Rkdevtool No Devices Found Access

Many USB-C cables (especially those that come with cheap power banks) are charge-only. They lack the data wires (D+ and D-).

To understand why detection fails, one must understand how RKDevTool communicates with Rockchip hardware.

2.1. VID/PID Identifiers When a Rockchip device is connected via USB, the host computer identifies it via Vendor ID (VID) and Product ID (PID). The state of the device determines these IDs: rkdevtool no devices found

  • Loader Mode: The device has loaded the secondary program loader (U-Boot or RKBoot) but halted, waiting for commands.
  • Mask ROM Mode: The device has failed to find valid boot code on internal storage (NAND/eMMC) or was forced into this mode via hardware shorting. The CPU executes internal Read-Only Memory code, exposing a basic USB endpoint for flashing.
  • RKDevTool creates a device list based on these specific hardware IDs. If the Windows OS does not report a device with a known Rockchip VID/PID, the tool reports "No Devices Found."
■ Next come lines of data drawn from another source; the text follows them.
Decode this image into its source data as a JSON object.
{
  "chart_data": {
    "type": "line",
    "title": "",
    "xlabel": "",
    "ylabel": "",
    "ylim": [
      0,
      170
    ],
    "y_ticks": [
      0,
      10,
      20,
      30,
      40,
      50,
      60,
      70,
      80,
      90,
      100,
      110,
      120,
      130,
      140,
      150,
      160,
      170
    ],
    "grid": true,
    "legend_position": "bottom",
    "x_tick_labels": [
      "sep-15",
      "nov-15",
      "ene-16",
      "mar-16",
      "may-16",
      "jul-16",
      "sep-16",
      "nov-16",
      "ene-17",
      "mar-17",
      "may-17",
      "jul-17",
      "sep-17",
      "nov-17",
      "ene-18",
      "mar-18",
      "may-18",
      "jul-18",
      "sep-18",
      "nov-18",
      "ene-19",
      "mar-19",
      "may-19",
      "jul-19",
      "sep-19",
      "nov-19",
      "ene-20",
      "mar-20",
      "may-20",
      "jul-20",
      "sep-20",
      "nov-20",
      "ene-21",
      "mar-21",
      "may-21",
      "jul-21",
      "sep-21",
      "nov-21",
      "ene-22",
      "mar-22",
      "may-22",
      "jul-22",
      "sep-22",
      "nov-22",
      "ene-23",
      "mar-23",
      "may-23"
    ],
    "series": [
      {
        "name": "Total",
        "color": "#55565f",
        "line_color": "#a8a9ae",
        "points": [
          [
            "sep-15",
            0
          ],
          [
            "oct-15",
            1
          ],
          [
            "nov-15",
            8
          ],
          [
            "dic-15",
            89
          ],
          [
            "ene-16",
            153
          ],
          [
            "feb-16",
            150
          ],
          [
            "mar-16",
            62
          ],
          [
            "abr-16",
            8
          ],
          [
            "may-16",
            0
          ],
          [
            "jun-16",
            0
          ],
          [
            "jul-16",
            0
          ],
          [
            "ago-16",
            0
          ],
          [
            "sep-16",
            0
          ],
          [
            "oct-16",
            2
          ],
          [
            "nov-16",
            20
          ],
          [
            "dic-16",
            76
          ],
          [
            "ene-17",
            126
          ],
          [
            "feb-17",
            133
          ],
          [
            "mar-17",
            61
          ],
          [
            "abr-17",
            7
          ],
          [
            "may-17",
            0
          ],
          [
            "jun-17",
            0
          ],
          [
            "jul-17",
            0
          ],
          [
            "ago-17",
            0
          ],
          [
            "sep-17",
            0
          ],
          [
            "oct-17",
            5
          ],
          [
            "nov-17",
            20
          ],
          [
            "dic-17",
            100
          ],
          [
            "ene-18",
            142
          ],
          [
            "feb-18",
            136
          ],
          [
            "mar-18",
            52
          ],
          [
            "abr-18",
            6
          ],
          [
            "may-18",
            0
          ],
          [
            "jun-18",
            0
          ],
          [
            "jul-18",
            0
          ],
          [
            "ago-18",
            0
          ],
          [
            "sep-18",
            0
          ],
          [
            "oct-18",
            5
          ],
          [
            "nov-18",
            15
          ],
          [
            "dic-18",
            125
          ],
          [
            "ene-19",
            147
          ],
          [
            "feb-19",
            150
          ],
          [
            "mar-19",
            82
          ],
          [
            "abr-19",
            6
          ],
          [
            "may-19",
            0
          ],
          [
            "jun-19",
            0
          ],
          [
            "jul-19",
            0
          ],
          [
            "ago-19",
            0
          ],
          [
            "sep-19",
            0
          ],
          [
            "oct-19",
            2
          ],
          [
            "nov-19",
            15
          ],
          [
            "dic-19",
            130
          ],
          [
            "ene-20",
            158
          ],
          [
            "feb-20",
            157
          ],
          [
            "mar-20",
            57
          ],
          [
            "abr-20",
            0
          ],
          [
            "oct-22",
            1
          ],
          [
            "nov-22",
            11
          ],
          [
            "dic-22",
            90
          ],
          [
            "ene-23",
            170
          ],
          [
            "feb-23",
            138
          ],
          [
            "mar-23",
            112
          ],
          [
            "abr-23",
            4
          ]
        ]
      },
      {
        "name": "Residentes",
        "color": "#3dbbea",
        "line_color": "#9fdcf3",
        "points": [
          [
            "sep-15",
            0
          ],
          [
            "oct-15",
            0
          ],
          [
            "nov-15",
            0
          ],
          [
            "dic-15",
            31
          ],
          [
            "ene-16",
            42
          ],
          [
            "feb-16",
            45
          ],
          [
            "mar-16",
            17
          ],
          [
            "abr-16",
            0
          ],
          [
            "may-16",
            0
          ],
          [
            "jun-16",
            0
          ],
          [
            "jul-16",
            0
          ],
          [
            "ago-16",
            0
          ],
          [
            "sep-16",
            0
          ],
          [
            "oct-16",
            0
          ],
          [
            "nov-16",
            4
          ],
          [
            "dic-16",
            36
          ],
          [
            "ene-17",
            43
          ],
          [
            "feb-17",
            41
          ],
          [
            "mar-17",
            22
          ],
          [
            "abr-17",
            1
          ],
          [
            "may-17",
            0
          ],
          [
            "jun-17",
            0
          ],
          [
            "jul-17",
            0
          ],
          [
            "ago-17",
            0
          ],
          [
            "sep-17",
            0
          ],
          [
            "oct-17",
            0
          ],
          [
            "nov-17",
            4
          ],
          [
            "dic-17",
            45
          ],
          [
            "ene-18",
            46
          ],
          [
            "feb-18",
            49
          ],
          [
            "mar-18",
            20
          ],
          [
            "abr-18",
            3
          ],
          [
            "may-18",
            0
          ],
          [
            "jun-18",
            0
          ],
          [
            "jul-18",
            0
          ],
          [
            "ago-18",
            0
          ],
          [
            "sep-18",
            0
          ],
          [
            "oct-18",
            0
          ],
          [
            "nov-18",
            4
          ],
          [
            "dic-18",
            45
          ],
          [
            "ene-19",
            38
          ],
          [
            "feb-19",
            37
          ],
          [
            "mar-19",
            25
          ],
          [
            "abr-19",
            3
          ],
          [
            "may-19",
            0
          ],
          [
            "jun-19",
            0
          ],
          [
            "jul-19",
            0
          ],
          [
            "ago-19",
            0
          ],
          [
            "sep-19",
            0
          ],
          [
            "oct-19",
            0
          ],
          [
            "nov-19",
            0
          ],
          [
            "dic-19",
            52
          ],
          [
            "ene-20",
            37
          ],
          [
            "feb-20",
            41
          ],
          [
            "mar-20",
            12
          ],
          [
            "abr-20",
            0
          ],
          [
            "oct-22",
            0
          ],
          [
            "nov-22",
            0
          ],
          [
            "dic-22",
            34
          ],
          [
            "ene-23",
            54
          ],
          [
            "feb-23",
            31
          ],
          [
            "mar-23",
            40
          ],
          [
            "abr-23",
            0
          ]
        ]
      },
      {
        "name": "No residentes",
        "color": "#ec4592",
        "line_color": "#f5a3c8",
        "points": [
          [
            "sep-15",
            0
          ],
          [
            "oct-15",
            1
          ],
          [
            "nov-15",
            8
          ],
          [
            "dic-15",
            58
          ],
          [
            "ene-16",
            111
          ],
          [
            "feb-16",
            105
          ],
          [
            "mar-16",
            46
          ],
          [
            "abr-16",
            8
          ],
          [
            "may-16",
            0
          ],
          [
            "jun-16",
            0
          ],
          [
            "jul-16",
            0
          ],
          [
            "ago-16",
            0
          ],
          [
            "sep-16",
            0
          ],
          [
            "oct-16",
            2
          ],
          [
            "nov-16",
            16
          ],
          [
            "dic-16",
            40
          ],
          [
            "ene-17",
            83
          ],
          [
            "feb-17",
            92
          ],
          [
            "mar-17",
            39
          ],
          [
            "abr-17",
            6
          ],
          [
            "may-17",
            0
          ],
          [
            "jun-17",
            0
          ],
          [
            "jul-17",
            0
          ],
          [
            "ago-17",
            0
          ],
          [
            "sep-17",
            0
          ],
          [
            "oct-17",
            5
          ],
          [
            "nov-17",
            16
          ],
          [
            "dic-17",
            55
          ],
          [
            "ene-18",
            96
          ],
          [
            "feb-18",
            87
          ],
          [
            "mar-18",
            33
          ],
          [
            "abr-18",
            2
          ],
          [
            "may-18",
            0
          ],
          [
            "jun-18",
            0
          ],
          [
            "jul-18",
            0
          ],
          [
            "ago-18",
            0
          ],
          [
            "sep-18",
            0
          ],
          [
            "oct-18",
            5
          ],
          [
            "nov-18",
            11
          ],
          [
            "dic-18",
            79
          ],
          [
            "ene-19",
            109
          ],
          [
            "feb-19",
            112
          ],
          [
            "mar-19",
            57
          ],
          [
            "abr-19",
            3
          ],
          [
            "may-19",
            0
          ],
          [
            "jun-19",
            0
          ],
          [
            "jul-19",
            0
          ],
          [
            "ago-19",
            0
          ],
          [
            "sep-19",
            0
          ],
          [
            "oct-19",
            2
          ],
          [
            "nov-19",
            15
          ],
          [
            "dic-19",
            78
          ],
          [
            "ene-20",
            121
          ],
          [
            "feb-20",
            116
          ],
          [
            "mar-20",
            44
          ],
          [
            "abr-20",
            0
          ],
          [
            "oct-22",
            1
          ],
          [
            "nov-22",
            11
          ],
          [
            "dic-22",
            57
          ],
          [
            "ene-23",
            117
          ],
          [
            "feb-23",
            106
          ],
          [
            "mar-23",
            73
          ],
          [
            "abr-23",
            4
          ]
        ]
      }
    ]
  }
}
    Rockchip drivers are not officially Microsoft-signed for modern Windows. You must disable signature enforcement. Many USB-C cables (especially those that come with

    Some antivirus software and Windows Power Management actively block raw USB access.

    Some cheap “Rockchip” boards use cloned or mismarked chips. Their USB PID/VID might not match Rockchip’s standard values. In that case, you must manually edit rkdevtool.ini or compile rkdeveloptool with custom VID/PID. Loader Mode: The device has loaded the secondary

    RKDevTool communicates with the Rockchip bootROM in one of two low-level modes:

    If the PC can’t detect the device in either of these modes, the tool shows the dreaded “No devices found.”

    If you have tried all 7 previous chapters, the issue is likely physical hardware damage.